Located in the Dry Tortugas Islands about 70 miles southwest of Key West. They were discovered by Ponce de Leon back in early XVI century and were named due to the abundance of sea turtles that used them as nesting sites. The dry connotation came because there is no source of fresh water available and perhaps now also because no alcoholic beverages are sold there J.
The islands were taken from Spain in 1822. Since they are
strategically located at the maritime entrance to the Gulf of Mexico, the
United States commenced to build a fort there in the late 1840’s but it was
never completed. It was mostly used as a coaling station for the Navy and a
prison during the Civil War. The only
notable historical note was that Dr. Samuel Muck and two others implicated in
the assassination were incarcerated there.
Fort Jefferson was built using 16 million bricks and the
outer walls are now in a state of disrepair and crumbling down, particularly
around the opening used to fire the guns. The bricks came from Pensacola and
New York and the labor from slaves and prisoners. The wives of the soldiers were employed in
cooking and washing. It is the most
impressive brick structure I had seen along with the Coca Castle in Spain.

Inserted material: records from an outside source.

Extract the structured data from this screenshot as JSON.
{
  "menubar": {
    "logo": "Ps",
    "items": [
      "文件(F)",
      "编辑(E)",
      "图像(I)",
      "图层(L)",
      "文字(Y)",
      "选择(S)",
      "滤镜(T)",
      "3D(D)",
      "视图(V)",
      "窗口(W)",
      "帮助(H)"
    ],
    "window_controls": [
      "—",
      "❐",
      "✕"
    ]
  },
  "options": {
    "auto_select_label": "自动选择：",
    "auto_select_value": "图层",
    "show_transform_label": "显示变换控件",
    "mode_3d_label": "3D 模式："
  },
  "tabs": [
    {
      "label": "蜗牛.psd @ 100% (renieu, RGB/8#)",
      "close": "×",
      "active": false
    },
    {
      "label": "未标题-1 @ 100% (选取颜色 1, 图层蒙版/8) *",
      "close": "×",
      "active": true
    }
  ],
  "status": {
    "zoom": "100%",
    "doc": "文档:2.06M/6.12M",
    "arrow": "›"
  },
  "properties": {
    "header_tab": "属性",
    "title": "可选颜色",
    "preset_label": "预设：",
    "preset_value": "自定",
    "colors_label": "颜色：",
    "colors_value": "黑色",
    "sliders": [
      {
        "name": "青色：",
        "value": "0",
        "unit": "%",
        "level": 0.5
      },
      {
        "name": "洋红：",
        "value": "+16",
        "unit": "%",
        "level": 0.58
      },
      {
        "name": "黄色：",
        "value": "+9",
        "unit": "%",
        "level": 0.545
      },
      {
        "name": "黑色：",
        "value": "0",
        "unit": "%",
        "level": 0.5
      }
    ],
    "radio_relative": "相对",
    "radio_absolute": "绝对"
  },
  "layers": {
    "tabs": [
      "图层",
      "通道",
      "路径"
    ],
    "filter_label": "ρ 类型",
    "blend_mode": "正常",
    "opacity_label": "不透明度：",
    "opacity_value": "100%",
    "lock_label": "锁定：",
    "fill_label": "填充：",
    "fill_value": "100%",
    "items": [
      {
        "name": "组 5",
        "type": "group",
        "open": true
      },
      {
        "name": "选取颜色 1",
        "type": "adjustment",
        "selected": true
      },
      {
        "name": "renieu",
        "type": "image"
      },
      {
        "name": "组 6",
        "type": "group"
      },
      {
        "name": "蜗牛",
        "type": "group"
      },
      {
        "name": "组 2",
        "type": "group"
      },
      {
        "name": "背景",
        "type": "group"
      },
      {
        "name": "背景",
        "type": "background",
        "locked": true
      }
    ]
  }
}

It has been visited by some pirates of prominence such as Franklin
Delano Roosevelt and Ernest Hemingway. The only ways to get there now is mostly is by
seaplane or boat. I went by boat and it
takes about 2 hours of navigation. Once
you get there is plenty of time to explore the fort.
One of the beauties of this park is that unlike others, you
can virtually walk over without restrictions.
Other than sightseeing, there is bird watching and snorkeling as well as
just plainly relaxing. The islands have large rookeries of birds and are a
major migration route. John J. Audubon while visiting there painted birds for
his book. To this day, it reminds a
center of attractions for birdwatchers.